Exploiting ever newer technologies, global or continental institutions will organize collective living, imposing limits on the production of commercial artifacts, on transforming life, and on the mercantile exploitation of natural resources. They will prefer freedom of action, responsibility, and access to knowledge. They will usher in the birth of a
universal intelligence
, making common property of the creative capacities of all human beings in order to transcend them. A new, synchronized economy, providing free services, will develop in competition with the market before eliminating it, exactly as the market put an end to feudalism a few centuries ago.

Like every summary, the foregoing might seem arbitrary, even pat, a mere self-caricature. Yet the whole object of this book is to demonstrate that this represents the most probable face of the future. Readers familiar with my work will again encounter (in more fully elaborated form) theories articulated in my earlier essays and novels.

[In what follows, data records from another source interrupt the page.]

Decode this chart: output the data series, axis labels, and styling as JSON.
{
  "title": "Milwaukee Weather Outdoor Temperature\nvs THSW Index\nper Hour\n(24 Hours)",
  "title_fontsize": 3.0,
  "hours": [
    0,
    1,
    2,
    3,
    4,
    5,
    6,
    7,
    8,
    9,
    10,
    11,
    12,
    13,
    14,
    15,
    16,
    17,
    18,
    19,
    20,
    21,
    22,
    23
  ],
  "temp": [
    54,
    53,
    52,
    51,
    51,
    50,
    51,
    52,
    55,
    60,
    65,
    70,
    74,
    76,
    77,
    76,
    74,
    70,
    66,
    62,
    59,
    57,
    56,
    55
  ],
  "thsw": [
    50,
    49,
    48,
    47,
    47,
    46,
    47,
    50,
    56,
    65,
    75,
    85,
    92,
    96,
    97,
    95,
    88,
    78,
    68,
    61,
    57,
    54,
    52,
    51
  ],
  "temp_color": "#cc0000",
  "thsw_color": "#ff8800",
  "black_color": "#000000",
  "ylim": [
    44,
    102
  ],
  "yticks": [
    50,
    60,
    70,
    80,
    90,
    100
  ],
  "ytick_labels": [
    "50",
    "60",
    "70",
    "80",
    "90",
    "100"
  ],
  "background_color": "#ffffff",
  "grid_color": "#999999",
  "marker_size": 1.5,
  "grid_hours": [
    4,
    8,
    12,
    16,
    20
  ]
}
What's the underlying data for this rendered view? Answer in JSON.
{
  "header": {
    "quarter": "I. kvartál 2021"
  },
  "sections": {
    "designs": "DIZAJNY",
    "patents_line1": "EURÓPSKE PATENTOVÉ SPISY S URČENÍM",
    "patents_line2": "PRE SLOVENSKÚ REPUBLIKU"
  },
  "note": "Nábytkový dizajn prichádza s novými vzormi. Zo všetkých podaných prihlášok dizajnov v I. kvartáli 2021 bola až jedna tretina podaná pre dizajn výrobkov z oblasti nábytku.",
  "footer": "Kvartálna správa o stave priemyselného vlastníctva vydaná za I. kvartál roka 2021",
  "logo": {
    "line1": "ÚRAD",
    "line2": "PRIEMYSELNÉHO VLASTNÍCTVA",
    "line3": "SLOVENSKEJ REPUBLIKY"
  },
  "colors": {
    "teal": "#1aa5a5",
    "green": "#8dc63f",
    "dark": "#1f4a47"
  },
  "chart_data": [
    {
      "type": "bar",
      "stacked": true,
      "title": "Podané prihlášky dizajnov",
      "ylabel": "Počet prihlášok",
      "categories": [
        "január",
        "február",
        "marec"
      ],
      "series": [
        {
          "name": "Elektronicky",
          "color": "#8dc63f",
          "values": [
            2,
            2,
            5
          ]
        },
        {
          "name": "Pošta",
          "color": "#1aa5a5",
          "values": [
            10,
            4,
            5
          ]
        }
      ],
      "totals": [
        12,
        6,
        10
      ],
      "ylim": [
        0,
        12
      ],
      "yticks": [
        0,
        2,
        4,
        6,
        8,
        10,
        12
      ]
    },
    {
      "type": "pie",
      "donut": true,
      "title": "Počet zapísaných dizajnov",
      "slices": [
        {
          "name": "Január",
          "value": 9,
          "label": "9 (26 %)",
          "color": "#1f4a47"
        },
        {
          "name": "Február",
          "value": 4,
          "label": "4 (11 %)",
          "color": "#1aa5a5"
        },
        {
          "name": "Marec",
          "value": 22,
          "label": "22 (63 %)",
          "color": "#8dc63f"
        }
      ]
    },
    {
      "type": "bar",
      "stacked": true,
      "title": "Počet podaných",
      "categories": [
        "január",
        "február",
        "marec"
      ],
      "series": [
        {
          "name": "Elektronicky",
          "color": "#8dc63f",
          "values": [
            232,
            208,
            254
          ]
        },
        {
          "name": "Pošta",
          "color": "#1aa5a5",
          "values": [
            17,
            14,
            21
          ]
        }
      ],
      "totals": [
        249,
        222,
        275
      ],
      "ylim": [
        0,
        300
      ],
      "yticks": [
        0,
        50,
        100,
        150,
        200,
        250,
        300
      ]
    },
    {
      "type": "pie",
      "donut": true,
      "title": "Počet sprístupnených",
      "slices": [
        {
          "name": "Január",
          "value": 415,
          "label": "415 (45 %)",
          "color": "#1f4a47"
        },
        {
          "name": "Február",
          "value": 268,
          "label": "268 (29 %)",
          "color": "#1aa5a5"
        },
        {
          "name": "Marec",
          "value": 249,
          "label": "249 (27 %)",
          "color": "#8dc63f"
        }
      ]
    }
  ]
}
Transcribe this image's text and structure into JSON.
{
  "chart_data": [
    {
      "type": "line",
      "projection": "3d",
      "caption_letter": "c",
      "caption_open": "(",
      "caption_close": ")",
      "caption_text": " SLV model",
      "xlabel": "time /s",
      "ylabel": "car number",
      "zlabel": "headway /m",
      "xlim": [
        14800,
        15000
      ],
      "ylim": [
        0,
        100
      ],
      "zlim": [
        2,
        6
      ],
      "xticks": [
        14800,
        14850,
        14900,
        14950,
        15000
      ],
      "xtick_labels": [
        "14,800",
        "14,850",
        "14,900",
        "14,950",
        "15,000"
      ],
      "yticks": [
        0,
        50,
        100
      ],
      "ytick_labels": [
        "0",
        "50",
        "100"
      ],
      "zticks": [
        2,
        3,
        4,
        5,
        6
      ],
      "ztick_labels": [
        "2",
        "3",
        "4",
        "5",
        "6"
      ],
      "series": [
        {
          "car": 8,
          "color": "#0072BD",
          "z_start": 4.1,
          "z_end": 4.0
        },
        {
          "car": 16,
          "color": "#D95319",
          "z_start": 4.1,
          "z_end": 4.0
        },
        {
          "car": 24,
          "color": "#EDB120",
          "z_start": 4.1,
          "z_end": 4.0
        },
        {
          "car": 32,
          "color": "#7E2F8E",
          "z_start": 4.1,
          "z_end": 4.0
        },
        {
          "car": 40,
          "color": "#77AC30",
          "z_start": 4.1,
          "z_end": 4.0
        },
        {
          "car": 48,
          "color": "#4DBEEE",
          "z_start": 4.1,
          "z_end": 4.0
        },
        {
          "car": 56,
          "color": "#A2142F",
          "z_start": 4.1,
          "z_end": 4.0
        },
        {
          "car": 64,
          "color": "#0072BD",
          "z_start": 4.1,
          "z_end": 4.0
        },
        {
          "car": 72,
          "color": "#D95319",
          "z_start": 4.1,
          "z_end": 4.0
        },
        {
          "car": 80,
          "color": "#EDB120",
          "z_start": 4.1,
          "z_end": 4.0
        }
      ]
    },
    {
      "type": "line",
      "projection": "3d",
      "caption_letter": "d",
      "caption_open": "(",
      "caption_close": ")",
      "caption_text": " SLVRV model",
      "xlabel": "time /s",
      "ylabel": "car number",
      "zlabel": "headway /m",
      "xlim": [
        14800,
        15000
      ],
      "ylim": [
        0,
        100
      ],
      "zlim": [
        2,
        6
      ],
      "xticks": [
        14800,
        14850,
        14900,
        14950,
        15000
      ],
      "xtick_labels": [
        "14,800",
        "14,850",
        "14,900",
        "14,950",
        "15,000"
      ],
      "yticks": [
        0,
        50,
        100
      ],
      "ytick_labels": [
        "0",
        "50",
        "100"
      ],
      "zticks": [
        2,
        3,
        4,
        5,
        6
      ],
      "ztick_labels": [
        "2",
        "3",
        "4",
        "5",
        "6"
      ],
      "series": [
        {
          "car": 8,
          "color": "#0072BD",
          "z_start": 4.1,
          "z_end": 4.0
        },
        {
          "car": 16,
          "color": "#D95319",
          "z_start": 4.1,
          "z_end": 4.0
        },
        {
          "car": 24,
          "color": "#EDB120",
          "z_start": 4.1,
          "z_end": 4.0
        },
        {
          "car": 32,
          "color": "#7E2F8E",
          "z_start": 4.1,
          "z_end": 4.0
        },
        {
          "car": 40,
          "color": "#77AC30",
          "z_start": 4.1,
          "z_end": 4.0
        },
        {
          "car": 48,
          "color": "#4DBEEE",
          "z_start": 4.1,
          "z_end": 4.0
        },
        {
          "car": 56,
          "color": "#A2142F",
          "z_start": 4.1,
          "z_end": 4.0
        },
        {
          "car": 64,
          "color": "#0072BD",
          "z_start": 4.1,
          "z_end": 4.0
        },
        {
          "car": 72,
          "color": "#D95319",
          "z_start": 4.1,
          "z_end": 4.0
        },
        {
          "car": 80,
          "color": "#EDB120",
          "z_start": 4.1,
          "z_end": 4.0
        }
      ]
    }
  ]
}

In them I predicted (well before they became common coin) the world’s geopolitical tilt toward the Pacific; the financial instability of capitalism, culminating in the increasingly dangerous financial bubbles that have or soon will become global; climate issues; the fragility of communism; terrorist threats; the arrival of nomadic
forces, which I shall explain and elaborate on later; and the major role of art — particularly of music — in fostering global diversity. Attentive readers will note certain changes in my thinking — which after all (and most fortunately) did not descend from heaven in finished form.

And finally, since every prediction is first and foremost a meditation on the present, this essay is also a political work. I hope that you will be able to use it to your best advantage at a time when so many major choices are looming.